Duenas, Cheesman and the 175 other members of the Johnsburg High School Class of 2015 soon made their way to their seats on the Skyhawk football field, while parents, relatives and friends spilled out of the home team bleachers, many lining up along the fence.
Superintendent Dan Johnson welcomed the crowd under sunny skies that would not remain.
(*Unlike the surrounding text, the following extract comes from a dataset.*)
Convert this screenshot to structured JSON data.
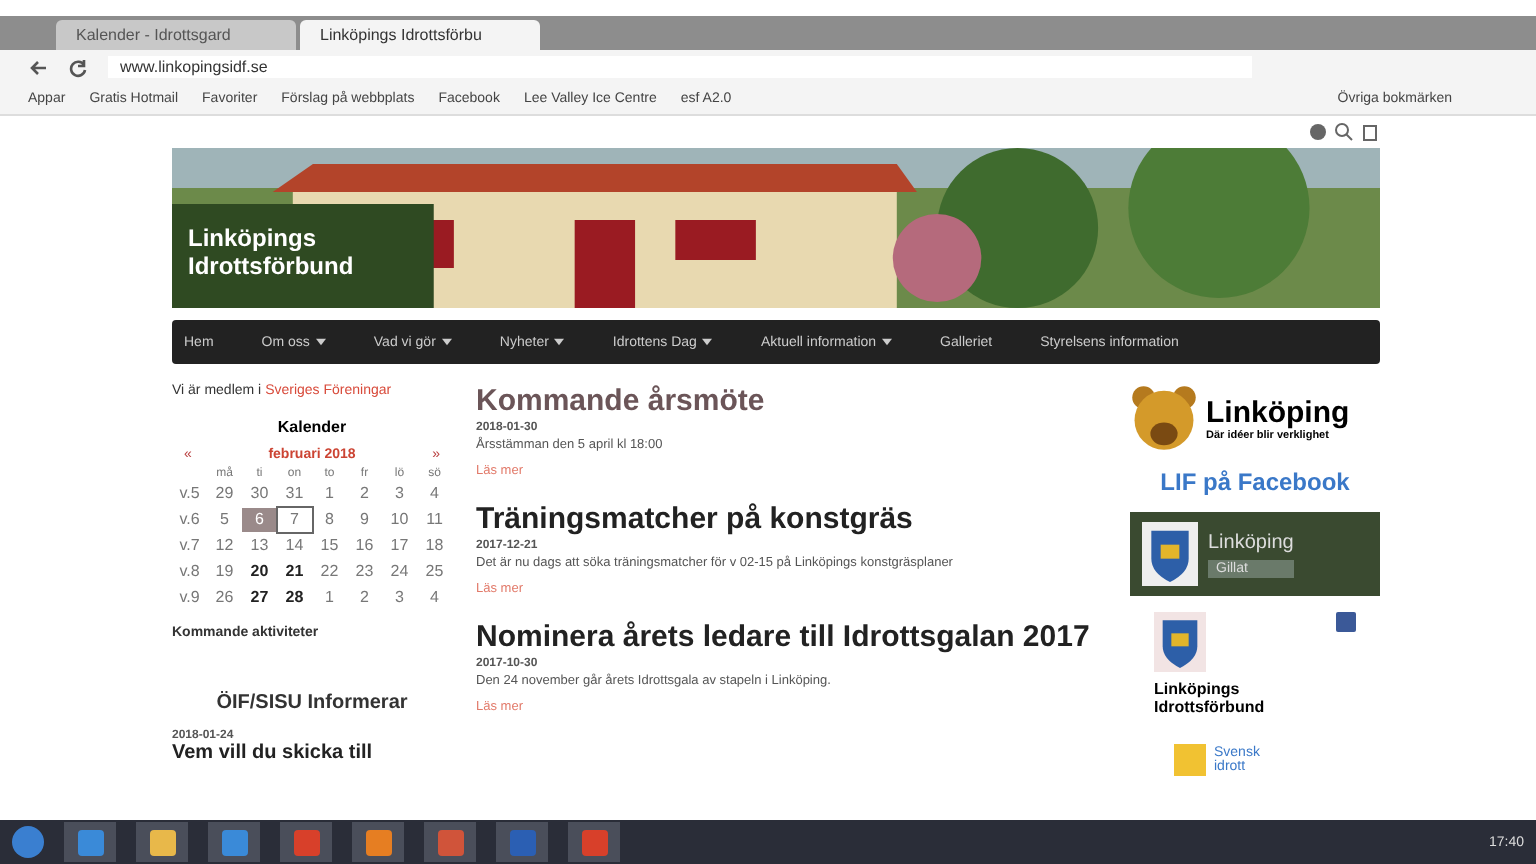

By the time students whose last names started with T were accepting their diplomas, rain began to fall – lightly at first, but soon drenching the nevertheless smiling grads.
“Students, congratulations on all of your hard work and success,” Johnson said before the clouds moved in. “As you reflect back over the past four years, I certainly hope that you are proud of your accomplishments.”
Johnson noted that the class included recipients of more than $3 million in scholarships, and had made its mark in community service.
Salutatorian Michaela Birchmeier offered inspirational quotations from everyone from Maya Angelou to Shakespeare, peppering her talk with her own interpretations.
“Never stop asking questions,” she said after paraphrasing Shakespeare’s “The fool doth think he is wise, but a wise man knows himself to be a fool.”
“It’s better than pretending that you know everything,” she said, also cautioning her fellow graduates not to allow society to define their happiness.
Valedictorian Gabrielle Betancourt said childhood vanished quickly.
“Many of us here today have known each other since kindergarten,” she said. “What seemed like an eternity at the time has gone by in the blink of an eye.”
The wisest among them will accept with grace both the great and not so great times ahead, she added.
“Be excited to be alive,” she said. “Every day is a gift.”
Class President Anna Fox said graduation was cause for celebration and solemnity.
“From my freshman to my senior year, I wouldn’t change a thing,” she said. “I’m really sad to be leaving this place. It’s been my privilege growing up with you.”